Sample text file attached below for reference

Sample questions Multiple choice.txt (560 Bytes)

I need output like this.

  1. How did you find out about our product?

Answer : b

  1. What industry are you in?

Answer : d

Hi,

How about the following sample?

mc = System.Text.RegularExpressions.Regex.matches(strData,"(?<Q>\d+\..+)\n[\s\S]+?\n(?<A>Answer.+)")

Sample20231109-5L.zip (3.2 KB)

Regards,

Hi @Yoichi , i will check this and let you know.

Hi @Beginner1234

Can use this syntax

@Beginner1234

System.Text.RegularExpressions.Regex.matches(strData,“\d+.[A-Z \d a-z]+?|Answer\s:.”)

Use for each

In that use append line activity.
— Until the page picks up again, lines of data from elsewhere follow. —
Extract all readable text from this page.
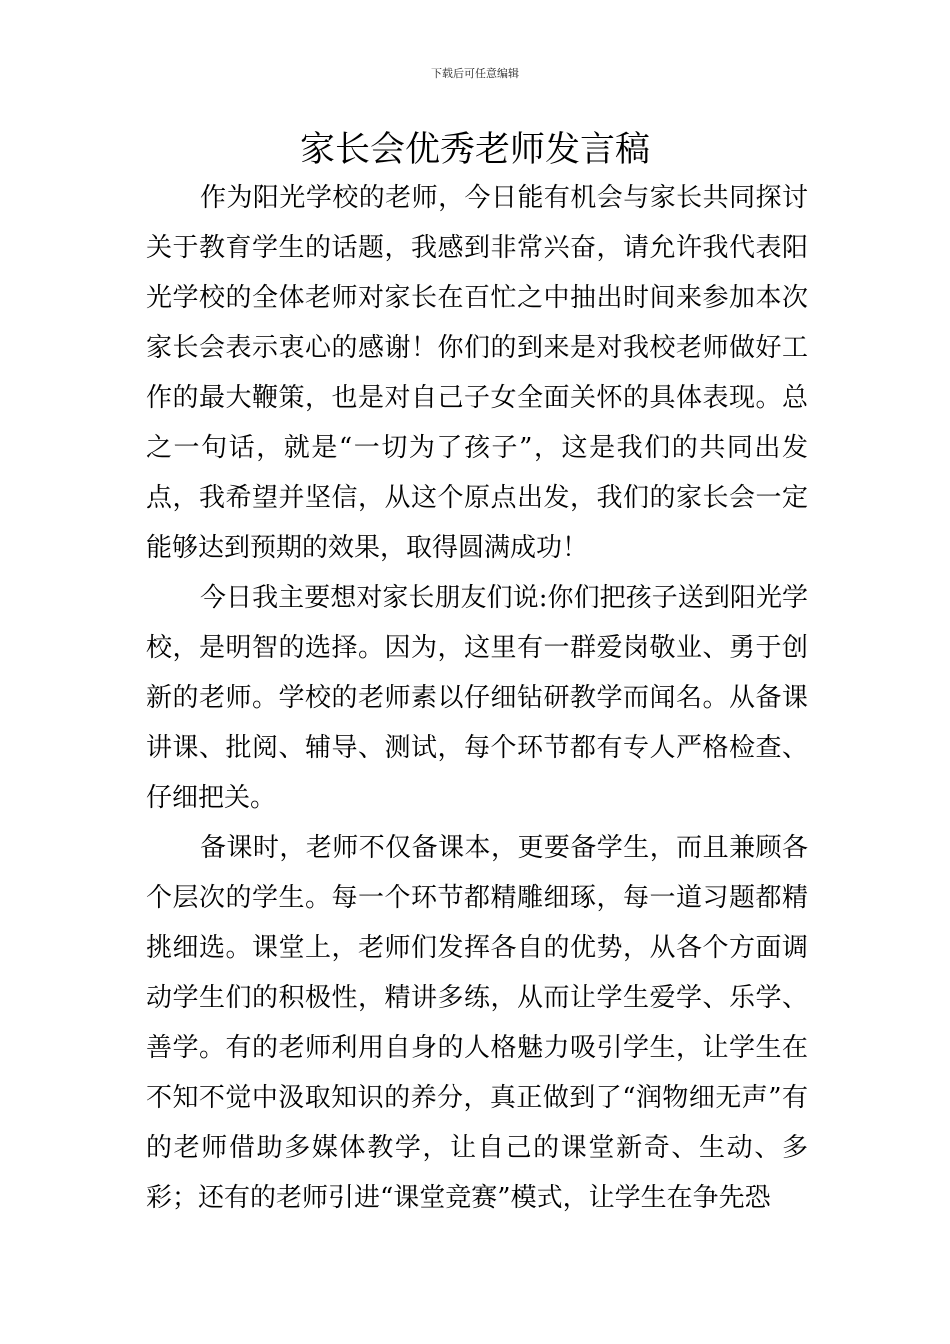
下载后可任意编辑
家长会优秀老师发言稿

作为阳光学校的老师，今日能有机会与家长共同探讨关于教育学生的话题，我感到非常兴奋，请允许我代表阳光学校的全体老师对家长在百忙之中抽出时间来参加本次家长会表示衷心的感谢！你们的到来是对我校老师做好工作的最大鞭策，也是对自己子女全面关怀的具体表现。总之一句话，就是“一切为了孩子”，这是我们的共同出发点，我希望并坚信，从这个原点出发，我们的家长会一定能够达到预期的效果，取得圆满成功！

今日我主要想对家长朋友们说:你们把孩子送到阳光学校，是明智的选择。因为，这里有一群爱岗敬业、勇于创新的老师。学校的老师素以仔细钻研教学而闻名。从备课讲课、批阅、辅导、测试，每个环节都有专人严格检查、仔细把关。

备课时，老师不仅备课本，更要备学生，而且兼顾各个层次的学生。每一个环节都精雕细琢，每一道习题都精挑细选。课堂上，老师们发挥各自的优势，从各个方面调动学生们的积极性，精讲多练，从而让学生爱学、乐学、善学。有的老师利用自身的人格魅力吸引学生，让学生在不知不觉中汲取知识的养分，真正做到了“润物细无声”有的老师借助多媒体教学，让自己的课堂新奇、生动、多彩；还有的老师引进“课堂竞赛”模式，让学生在争先恐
To append the matches

Hi @Beginner1234

Try this

"(?=\d+\.\s+).*|(?=Answer).*"

O/P:

Hope this helps!!

Hi @Yoichi , tried this code for another set of questions but it’s not giving output below are the questions

Hi @lrtetala if possible can you share me the code.

Hi @Dinesh_Guptil getting below error

HI,

Can you try the following sample?

mc = System.Text.RegularExpressions.Regex.matches(strData,"(?<Q>\d+\..+)\n[\s\S]+?\n(?<A>.*Answer\s*:.+)")

Sample20231109-5L (2).zip (3.7 KB)

Regards,

1 Like

Thanks @Yoichi it worked. Small doubt can I use same regular expression for word document also. I’m getting both .txt files and word documents.

@Beginner1234

Use Matches instead of match

Hi,

How are you planning to extract text from Word document? (ReadText activity?)
There is difference regarding linebreak between text and docx. Can you share a sample file of docx?

Regards,

@Yoichi for word document we need to use word document activities right.

Sample Word Document.docx (12.5 KB)

This is the sample file

Hi,

Which ReadText activity do you use, System-File-WordDocument-ReadText or ReadText with WordApplicationScope?

If Former the above regex will work as it is.
If latter it’s necessary to modify regex pattern because of linebreak.

Regards,

Sure @Yoichi Thanks i will try this.

Hi,

FYI, the following pattern will work for text from text file and both word activities.

mc = System.Text.RegularExpressions.Regex.matches(strData,"(?<Q>\d+\..+)[\n\r]+[\s\S]+?[\n\r]+(?<A>.*Answer\s*:.+)")

Sample20231109-5L (3).zip (13.9 KB)

Regards,

@Yoichi this code is working fine with Text file and for word file it’s writing me as it is from input file

Hi,

Sorry but the above pattern is not very good.
Can you try the following?

mc = System.Text.RegularExpressions.Regex.matches(strData,"(?<Q>\d+\.[^\n\r]+)[\n\r]+[\s\S]+?[\n\r]+(?<A>[^\n\r]*Answer\s*:[^\n\r]+)")

And show Q and A separately.

Sample20231109-5L (4).zip (14.0 KB)

Regards,

1 Like

Thanks @Yoichi it’s working perfectly. Thanks for your help.